Karstik birikim şekilleri
Traverten: Yer altı sularının yeryüzüne çıkması ve içlerinde eriyik halde olan maddelerin biriktirme faaliyetinde bulunması ile oluşurlar.
Sarkıt: Mağara tavanlarından sızan kireçli sularının akarken buharlaşması ile su içerisindeki kirecin birikmesi ile oluşur. Çatılardan akan suların donması gibi.
Dikit: Mağara tavanlarından aşağıya doğru akan kireçli sularının zeminde birikmesi sonucu oluşur.
Sütun: Sarkıt ve dikitlerin birleşmesi sonucu oluşur. Binalardaki kolanlar gibi.
Soğuk iklim bölgelerinde etkili olan dış kuvvetlerdendir.
Buzul aşınım şekilleri
Hörgüç kaya: Ana kayanın buzullar tarafından aşındırılması sonucunda deve hörgücünü benzeyen yassı tepelerin oluşması durumudur.
Buzul vadisi: Dağ yamaçlarındaki eski akarsu yataklarının buzullar tarafından doldurulması ve bu buzulların ana kayayı eritmeleri sonucunda oluşan U şeklindeki vadilerdir.
Sirk çukuru: Buz yalağı da denir. Dağ yamaçlarındaki buzulların bulundukları bölgeyi aşındırması sonucunda oluşan çukurluklardır.
Buzul birikim şekilleri
Moren: Buzulların aşındırdıkları malzemeleri biriktirmeleri sonucunda oluşur, ortalama kalınlıkları elli veya altmış metredir.

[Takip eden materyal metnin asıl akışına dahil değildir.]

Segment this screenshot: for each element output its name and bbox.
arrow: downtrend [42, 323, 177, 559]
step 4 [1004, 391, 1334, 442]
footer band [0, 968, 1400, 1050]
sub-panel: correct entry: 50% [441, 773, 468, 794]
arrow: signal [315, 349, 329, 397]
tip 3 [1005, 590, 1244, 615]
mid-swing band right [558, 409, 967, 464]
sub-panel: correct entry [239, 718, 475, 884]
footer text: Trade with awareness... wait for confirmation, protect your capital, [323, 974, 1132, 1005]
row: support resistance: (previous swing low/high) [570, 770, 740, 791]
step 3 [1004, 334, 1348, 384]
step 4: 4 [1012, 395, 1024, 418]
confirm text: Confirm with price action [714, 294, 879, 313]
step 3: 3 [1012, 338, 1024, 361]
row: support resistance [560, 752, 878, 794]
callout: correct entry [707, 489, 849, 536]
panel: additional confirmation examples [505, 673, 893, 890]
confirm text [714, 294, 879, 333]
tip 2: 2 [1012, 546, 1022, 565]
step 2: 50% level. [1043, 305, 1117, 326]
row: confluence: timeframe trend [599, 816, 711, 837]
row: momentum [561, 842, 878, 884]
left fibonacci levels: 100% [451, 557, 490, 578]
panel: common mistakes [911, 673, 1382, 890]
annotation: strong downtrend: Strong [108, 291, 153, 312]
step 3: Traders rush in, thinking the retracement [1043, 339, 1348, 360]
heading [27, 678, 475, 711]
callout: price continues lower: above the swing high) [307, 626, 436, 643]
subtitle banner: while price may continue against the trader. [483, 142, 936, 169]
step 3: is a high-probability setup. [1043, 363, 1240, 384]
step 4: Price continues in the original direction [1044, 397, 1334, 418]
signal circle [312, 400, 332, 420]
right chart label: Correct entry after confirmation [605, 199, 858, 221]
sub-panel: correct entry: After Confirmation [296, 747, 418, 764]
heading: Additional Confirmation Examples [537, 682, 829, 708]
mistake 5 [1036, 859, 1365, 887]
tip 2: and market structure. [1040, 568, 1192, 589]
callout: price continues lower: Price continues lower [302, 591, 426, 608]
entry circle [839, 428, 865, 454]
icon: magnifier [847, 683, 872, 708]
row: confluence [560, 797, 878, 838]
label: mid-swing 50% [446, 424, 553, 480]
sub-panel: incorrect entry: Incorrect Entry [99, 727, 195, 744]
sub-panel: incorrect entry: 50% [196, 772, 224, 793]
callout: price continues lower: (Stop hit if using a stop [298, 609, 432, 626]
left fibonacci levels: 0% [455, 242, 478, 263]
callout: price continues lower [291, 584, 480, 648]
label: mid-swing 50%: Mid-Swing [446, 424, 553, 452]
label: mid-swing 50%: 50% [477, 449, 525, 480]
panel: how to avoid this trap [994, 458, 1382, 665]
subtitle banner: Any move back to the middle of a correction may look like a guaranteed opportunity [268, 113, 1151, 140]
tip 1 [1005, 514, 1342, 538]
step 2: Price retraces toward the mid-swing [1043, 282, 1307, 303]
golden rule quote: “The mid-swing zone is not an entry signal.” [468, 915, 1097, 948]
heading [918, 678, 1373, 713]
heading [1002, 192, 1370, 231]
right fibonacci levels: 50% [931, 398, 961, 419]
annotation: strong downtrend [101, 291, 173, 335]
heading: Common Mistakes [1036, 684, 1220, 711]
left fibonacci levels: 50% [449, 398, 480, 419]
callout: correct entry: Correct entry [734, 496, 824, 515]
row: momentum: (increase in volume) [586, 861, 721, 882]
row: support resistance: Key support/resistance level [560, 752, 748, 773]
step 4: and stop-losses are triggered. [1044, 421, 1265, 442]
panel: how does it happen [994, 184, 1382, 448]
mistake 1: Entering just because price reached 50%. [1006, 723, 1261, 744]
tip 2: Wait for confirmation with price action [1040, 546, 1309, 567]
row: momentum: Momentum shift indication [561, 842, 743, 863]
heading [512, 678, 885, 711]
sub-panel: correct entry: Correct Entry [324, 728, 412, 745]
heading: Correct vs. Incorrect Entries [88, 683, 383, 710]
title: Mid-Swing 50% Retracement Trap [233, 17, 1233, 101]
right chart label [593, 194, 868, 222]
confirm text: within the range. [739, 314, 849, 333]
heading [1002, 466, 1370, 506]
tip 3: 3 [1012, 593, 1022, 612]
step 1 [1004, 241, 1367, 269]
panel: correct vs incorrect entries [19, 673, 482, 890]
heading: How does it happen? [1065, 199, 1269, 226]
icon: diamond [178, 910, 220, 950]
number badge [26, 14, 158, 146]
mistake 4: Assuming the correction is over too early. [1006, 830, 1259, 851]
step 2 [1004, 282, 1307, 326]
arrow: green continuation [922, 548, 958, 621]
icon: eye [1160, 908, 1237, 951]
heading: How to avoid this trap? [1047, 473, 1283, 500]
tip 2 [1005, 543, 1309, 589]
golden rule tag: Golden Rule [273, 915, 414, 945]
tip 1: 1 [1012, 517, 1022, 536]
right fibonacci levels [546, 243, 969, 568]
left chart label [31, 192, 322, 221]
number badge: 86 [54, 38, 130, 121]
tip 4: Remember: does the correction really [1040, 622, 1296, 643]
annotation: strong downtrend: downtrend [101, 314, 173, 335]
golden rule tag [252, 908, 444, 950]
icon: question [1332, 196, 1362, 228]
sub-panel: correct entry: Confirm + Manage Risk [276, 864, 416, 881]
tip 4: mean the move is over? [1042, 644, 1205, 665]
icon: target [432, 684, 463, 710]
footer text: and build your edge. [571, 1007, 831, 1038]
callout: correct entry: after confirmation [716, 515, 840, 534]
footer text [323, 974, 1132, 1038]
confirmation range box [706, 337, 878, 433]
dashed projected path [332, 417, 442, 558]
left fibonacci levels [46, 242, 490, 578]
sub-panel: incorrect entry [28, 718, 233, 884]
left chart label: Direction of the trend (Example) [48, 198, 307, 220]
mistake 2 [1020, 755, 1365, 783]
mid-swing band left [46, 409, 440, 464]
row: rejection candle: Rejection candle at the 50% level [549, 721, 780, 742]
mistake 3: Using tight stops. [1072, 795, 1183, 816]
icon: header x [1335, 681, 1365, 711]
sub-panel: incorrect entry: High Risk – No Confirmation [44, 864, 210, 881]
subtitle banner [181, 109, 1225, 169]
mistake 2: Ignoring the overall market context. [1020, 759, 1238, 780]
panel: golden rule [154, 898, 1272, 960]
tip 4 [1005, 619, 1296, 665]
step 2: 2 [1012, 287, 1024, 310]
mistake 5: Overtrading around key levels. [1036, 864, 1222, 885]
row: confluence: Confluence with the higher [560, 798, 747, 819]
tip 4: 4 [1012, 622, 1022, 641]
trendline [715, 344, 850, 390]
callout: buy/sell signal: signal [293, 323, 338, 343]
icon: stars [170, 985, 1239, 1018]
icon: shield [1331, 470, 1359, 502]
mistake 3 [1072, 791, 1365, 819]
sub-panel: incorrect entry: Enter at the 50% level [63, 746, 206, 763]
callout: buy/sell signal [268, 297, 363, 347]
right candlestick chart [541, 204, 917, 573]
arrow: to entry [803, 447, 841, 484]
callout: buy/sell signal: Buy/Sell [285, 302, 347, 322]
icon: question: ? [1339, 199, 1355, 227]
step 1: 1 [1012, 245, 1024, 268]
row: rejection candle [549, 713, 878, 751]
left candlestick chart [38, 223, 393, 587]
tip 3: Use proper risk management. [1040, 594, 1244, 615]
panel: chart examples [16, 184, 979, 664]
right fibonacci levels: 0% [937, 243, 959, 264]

Sander düzlükleri: Buzullarıneridiği yerde ortaya çıkanakarsularıntaşıdığı malzemeleri biriktirmesi ile oluşan düzlüklerdir.
Dalga ve akıntılar kıyıların zamanla değişip farklı görünümler almasına neden olurlar.
Dalga ve akıntıların aşınım şekilleri
Falez: Yüksek kıyıların dalgalar etkisiyle alt kısımları aşınır ve oyuklar oluşur, oluşan oyukların tavanları çöker ve denize dik kıyılar meydana gelir. Falezlere yalıyar adı da verilir.
Doğal köprüler: Denizdeki bir kara parçasının alt kısımların aşındırılması sonucu oluşur. Ters U gibi bir görüntüsü vardır.
Dalga ve akıntıların birikim şekilleri
Kıyı oku: Dalga ve akıntıların taşıdıkları malzemeleri koy kenarlarında biriktirmesi sonucunda kıyı okları oluşur. Kıyı okları zamanla genişler ve kıyı kordonu adını alır.
Lagün: Koyun bir ucundan diğer ucuna doğru bir ok gibi uzanan şekillerdir. Bir kıyı okunun koyun ağzının kapatılacak şekilde gelişmesi ve karşı buruna bağlanmasıyla kıyı kordonu meydana gelir. Kıyı kordonunun oluşumuyla eskiden koy olan kısım denizden ayrılarak önce lagün daha sonra göl haline gelir. İstanbul yakınlarındaki Büyükçekmece Gölü ve Küçükçekmece Gölü, bu şekilde oluşmuş birer kıyı gölüdür.[2]
Tombolo: Kıyı yakınındaki bir adanın biriktirme faaliyetleri sonucunda kıyıya bağlanmasıdır.